Energy mix and cost structure changes and a new rate design are expected to cut average residential customer monthly bills 23% between 2014 and 2030.
“About 75% of our current generation is from expensive oil,” explained Hawaiian Electric Spokesperson Peter Rosegg. “Roughly 70% of the electric rate is for fuel and fuel-related costs. Switching to less expensive renewables and LNG will bring down the cost of fuel. That helps offset the bill impact of investment in upgrades and other infrastructure.”
Containerized LNG imports should begin by the end of 2017, with “relatively little new infrastructure needed,” Rosegg said. Converted oil-fired plants will need only “loading docks, day-storage tanks and small regasification units and piping.”
Customer bills will fluctuate through about 2023, while investment is made in improvements and upgrades, he said. “After that, we envision bills in a steady decline, to reach 20% below current rates by or before 2030.”
Fifteen-year LNG contracts call for declining imports, following the transition to renewables, he added.
Lower rates through smarter delivery
A new, “more equitable” tariff structure will be based on both the value of grid-provided power and of DG delivered to the grid, and will “fairly” allocate “fixed costs of the grid to all customers,” the DGIP promises.

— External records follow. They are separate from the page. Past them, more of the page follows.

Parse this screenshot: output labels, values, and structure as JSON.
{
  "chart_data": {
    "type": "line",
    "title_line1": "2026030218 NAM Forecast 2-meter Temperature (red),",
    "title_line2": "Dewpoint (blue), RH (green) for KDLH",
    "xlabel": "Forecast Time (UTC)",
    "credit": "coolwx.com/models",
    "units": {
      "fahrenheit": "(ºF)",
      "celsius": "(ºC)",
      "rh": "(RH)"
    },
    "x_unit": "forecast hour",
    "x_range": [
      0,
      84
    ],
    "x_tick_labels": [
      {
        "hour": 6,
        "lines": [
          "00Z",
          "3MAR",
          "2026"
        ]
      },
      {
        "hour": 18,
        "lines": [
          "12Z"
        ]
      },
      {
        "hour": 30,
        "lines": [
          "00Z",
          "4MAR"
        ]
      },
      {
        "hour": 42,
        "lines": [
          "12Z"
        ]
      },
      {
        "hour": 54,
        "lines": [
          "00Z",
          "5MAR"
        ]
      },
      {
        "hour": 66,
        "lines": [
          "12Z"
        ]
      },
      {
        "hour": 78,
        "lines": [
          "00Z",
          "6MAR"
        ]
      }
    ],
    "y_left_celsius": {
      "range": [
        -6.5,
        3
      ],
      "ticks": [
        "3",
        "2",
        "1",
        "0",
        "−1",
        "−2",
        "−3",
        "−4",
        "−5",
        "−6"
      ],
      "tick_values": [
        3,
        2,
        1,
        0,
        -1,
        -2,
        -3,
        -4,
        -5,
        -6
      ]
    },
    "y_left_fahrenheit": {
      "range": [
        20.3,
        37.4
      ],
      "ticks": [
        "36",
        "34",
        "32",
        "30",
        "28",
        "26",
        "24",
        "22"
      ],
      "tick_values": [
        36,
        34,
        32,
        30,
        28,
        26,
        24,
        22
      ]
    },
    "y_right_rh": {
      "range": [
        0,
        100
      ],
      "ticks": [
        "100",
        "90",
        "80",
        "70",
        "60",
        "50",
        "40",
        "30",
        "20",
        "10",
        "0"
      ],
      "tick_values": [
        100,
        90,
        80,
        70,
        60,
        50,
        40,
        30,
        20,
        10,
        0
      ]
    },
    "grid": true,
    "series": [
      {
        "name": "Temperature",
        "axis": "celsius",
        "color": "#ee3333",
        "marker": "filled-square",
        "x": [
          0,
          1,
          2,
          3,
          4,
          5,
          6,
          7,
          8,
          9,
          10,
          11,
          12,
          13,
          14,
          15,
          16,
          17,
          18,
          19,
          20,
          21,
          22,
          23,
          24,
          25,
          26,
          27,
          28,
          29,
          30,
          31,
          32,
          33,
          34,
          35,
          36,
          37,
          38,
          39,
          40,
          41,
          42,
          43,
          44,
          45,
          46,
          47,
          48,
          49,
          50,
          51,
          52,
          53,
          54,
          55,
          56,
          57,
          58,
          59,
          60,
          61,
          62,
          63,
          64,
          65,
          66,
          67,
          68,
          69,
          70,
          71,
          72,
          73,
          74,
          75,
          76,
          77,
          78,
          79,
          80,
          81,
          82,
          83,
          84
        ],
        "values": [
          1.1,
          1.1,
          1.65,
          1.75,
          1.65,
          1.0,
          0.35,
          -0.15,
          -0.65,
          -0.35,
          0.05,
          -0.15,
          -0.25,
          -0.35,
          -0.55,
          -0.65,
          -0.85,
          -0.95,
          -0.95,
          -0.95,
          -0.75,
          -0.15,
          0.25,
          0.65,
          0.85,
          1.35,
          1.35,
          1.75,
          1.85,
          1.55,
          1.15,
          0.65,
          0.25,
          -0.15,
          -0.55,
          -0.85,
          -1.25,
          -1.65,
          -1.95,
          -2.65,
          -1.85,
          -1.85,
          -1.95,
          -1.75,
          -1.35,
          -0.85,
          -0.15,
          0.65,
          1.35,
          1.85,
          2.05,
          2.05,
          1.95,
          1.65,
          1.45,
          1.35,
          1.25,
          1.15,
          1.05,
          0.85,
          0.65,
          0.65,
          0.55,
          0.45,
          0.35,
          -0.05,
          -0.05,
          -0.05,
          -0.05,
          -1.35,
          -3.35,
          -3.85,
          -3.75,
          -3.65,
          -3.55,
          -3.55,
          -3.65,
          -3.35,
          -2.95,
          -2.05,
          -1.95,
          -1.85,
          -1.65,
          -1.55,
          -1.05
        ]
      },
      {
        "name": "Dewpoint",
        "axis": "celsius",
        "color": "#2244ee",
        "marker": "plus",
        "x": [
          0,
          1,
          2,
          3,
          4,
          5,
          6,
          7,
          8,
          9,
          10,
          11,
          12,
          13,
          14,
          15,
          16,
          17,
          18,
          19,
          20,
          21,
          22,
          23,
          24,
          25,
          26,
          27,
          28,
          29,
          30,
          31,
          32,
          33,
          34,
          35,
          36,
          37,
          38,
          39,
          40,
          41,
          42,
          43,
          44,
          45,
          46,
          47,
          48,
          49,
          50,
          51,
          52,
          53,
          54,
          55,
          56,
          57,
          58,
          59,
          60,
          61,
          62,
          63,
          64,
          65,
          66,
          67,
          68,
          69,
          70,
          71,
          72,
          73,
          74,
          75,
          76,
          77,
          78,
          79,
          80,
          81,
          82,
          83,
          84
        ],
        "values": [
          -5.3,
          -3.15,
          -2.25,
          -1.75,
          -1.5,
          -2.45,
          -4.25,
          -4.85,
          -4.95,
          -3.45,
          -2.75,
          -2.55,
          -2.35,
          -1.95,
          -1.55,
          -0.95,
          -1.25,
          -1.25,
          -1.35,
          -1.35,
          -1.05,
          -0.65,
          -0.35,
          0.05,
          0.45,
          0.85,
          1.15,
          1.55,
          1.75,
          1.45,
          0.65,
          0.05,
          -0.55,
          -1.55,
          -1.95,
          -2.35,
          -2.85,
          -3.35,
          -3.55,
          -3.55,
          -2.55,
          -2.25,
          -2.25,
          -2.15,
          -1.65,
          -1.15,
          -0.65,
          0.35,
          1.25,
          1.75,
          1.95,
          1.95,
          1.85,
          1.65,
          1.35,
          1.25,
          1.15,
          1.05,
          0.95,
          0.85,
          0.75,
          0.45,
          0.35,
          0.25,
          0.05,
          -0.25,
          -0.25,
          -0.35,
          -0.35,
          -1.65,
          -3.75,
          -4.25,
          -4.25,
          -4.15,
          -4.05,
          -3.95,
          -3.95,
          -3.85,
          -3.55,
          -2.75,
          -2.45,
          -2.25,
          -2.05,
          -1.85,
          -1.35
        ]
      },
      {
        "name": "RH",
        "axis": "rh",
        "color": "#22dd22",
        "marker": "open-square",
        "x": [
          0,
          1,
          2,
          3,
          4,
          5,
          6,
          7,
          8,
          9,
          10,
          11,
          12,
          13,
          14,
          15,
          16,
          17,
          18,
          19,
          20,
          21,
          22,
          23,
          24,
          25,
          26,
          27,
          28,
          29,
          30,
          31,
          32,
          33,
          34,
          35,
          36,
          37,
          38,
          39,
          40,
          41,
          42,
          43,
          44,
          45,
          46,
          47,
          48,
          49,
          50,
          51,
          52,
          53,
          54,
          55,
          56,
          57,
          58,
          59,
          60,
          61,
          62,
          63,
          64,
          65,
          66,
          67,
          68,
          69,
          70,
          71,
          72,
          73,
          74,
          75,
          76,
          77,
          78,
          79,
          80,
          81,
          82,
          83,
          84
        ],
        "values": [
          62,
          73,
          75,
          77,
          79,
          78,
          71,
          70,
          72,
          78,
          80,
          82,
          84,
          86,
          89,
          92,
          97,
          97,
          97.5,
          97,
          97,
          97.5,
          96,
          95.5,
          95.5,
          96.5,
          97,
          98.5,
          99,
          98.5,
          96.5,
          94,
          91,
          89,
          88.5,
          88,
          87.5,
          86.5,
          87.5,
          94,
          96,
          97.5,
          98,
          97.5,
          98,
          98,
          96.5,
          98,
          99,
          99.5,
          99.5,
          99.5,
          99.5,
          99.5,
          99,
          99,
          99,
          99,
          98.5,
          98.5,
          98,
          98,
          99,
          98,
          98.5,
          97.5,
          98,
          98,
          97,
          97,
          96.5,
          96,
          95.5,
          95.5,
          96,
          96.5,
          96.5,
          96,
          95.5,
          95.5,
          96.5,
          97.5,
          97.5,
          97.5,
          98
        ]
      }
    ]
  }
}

Regulatory and policy changes are essential. In the short term, Hawaii’s Net Energy Metering program must be modified to a Schedule Q tariff with a non-export option. The model should be PUC’s Order No. 32269 of August 21, 2014, which provides revised, “fairly allocated” DG tariffs.
In the longer term, the DGIP adds, products and services should allow other ways to access DG, including export and non-export systems, community solar, customer-sited storage, electric vehicles, and other emerging technologies.”
Transmission and distribution system upgrades “will mitigate system risks and allow for greater levels of two-way power flow with continued reliable service,” Rosegg explained. Investments and initiatives are already underway and planned.
“On the customer side of the meter, expanded demand response programs will give customers incentive to move their energy use to when we have the greatest available solar energy and allow the utility to turn down or turn off a pre-agreed part of customers’ load to maintain reliability,” he said.
And there are plans for “significant” new energy storage. “The plan we filed includes additions of 300 megawatts of energy storage on O‘ahu by 2030, 42 megawatts of battery storage on Maui, 10 megawatts each on Moloka‘i and Lana‘I, and 25 megawatts on Hawai‘i Island,“ Rosegg said. “This is on top of 22 megawatts of battery storage on Maui and 1 megawatt on Lana‘I, and 2 megawatts planned for Molokai, and small demonstration projects planned on O‘ahu and Hawai‘i Island.”
Meeting technical challenges
Operational constraints will be proactively mitigated by meeting technical challenges at the distribution level and reliability risks for the overall power system will be met with smart technologies, the DGIP promises.
Plans also include circuit and power system upgrades, advanced inverters, and other technologies that allow two-way communications and other elements of the modernized grid that enable more interconnection.
“The Companies are working with inverter manufacturers to test and confirm inverter features that will enable an increase in gross daytime minimum load limits from 120% to a target of 150%,” the DGIP reports.
The DGIP’s integrated interconnection queue proposal focuses on eliminating customer dissatisfactions through faster and clearer interconnection procedures that will, the filing promises, “provide a clear and transparent path forward for applicants.”